In conclusion, our results demonstrate that 3D US images obtained in clinically relevant orthopaedic trauma cases can be automatically processed to produce accurate bone surfaces with sub-millimetric errors. This suggests the feasibility of using US as an intra-operative imaging modality in computer-assisted orthopaedic surgery applications. Furthermore, the automatically extracted bone surfaces could be registered to a pre-operative plan, which in turn will allow the development of an image guided surgery system with a goal to improve surgical accuracy. This new system could also decrease the total amount of radiation exposure by limiting the use of traditional fluoroscopy. Reports showing an average 12 mins/case of radiation exposure in percutaneous pelvic ring surgery offer a great motivation towards this goal.
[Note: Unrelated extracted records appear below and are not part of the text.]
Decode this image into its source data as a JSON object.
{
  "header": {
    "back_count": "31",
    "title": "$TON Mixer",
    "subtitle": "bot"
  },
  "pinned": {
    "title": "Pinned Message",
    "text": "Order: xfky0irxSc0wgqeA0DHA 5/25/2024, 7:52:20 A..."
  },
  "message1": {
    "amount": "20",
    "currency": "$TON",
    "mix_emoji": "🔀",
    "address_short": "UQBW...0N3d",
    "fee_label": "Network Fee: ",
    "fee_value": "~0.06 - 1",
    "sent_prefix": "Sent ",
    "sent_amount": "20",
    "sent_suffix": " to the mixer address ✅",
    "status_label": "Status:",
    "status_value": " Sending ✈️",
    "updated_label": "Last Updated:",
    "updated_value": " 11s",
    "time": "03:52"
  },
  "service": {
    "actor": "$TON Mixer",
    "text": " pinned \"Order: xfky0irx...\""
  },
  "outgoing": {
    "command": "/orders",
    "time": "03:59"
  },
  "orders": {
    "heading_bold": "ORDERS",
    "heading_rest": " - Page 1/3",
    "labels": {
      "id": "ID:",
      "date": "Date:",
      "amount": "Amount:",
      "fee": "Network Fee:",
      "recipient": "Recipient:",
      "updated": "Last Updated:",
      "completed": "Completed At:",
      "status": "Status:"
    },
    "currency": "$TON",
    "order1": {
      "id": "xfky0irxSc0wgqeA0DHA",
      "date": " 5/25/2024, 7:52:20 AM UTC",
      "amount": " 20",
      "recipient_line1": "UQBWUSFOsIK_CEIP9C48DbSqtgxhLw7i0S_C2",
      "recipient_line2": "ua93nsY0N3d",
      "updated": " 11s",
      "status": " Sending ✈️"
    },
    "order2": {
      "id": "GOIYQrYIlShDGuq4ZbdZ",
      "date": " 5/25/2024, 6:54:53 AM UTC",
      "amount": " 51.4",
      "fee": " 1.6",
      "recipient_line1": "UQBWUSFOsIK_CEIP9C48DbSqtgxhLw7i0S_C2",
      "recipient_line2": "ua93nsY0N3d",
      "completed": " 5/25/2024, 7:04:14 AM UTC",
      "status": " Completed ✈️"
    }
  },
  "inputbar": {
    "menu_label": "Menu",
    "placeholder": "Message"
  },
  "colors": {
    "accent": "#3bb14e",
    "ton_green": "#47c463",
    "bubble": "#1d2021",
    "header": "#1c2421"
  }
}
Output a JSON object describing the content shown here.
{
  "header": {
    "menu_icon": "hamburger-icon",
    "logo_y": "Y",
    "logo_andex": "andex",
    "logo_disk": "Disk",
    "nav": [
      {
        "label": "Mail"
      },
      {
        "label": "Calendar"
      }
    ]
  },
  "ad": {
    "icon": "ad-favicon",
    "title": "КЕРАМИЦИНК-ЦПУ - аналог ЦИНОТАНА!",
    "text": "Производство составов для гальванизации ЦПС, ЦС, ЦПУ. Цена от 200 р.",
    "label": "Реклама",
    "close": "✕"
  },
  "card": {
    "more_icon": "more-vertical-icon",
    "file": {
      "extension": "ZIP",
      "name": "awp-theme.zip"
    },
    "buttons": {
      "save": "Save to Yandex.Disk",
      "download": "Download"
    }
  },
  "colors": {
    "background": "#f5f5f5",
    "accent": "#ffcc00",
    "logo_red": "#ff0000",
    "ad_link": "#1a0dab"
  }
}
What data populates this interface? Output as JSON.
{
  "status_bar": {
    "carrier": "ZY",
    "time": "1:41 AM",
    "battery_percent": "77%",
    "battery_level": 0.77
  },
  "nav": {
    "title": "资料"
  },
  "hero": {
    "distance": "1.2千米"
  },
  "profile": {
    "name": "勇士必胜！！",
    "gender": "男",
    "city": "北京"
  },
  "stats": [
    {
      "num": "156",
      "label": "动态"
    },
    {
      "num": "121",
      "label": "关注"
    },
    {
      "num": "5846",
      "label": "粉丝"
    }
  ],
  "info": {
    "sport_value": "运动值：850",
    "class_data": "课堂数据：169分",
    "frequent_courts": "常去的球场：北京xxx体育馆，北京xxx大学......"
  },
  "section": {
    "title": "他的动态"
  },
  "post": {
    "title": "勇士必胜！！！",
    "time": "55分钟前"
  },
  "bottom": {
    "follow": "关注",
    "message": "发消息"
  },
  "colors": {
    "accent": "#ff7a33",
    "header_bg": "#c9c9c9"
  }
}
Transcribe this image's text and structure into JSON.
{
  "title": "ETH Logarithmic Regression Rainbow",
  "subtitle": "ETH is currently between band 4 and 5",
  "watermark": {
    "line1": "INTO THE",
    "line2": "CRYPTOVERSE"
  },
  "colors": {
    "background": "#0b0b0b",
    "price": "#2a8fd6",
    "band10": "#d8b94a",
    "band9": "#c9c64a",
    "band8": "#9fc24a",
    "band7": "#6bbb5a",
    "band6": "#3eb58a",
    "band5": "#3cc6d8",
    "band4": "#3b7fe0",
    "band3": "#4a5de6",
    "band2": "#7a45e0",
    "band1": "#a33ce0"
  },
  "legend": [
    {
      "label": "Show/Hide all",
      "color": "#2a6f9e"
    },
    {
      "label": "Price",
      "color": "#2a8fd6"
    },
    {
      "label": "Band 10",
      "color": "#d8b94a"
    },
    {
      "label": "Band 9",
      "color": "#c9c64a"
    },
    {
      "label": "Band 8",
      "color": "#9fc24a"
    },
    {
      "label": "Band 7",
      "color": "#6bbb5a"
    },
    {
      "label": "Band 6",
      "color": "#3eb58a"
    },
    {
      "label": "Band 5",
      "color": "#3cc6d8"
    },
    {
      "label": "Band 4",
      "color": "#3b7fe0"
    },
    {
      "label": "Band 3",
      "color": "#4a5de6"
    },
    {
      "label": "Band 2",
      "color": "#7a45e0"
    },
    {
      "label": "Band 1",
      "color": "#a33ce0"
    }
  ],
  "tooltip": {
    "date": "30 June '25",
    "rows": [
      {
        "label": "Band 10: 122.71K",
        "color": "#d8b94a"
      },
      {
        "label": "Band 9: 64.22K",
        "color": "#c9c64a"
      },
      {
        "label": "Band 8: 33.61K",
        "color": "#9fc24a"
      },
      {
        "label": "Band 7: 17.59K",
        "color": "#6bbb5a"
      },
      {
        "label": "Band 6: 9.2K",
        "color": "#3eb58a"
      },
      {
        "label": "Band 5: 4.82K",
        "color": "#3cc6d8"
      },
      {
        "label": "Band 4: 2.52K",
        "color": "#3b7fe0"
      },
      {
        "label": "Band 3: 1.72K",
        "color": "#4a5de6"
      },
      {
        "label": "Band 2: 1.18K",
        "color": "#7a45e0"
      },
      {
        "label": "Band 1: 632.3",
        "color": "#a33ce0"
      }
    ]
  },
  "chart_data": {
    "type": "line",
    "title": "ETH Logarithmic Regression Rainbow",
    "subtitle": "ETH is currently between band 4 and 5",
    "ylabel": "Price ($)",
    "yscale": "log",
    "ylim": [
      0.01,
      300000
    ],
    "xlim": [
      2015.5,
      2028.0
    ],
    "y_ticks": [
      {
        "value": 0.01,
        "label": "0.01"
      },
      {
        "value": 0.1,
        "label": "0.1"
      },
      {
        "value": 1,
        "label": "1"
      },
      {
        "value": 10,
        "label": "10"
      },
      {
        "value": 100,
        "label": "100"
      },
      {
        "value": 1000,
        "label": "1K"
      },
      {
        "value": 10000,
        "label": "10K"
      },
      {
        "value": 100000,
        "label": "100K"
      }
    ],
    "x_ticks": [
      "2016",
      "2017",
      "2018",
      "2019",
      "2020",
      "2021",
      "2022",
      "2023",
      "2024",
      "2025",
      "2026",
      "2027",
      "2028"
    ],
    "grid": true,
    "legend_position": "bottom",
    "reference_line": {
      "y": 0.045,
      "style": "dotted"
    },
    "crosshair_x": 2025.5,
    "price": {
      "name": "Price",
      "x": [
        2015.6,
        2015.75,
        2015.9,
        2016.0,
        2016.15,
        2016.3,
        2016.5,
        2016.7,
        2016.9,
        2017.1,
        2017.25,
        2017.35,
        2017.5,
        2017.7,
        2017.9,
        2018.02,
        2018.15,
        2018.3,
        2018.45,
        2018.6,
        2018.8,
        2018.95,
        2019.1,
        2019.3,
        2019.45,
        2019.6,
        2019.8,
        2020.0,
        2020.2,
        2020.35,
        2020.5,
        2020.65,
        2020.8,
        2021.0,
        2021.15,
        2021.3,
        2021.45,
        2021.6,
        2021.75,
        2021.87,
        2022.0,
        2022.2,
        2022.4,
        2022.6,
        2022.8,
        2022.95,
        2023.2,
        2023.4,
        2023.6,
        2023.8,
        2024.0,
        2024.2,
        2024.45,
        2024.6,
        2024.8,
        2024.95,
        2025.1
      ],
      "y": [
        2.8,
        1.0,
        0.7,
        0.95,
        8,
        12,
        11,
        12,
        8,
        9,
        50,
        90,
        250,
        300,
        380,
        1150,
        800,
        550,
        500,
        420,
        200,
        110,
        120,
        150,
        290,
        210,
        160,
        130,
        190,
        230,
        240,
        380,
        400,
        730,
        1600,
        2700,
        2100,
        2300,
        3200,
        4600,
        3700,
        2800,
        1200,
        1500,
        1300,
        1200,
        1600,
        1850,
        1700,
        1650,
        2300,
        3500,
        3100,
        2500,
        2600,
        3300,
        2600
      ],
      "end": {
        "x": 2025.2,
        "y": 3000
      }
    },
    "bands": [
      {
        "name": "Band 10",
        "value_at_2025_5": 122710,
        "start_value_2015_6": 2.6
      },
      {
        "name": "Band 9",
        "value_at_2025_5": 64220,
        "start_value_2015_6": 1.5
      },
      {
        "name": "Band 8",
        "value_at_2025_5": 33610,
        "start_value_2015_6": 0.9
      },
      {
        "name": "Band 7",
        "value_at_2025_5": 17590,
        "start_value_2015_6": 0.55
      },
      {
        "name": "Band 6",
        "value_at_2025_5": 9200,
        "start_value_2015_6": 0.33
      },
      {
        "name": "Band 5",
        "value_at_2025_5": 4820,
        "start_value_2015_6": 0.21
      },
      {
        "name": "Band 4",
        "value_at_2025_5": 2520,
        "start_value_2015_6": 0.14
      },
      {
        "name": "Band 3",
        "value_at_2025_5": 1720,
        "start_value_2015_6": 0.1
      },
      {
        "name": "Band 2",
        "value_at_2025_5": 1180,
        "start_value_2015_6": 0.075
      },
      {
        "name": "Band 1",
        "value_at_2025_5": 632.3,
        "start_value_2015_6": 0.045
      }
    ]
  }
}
Although we did not establish in this study that the method can be implemented in near-real-time, clinical implementation will require that critical step. Recently we have also shown that the extracted bone surfaces could also be used for intra-operative registration to match a pre-operative plan to the patient anatomy [5]. These results taken collectively suggest that our goal of building US-based navigation applications may well be within reach.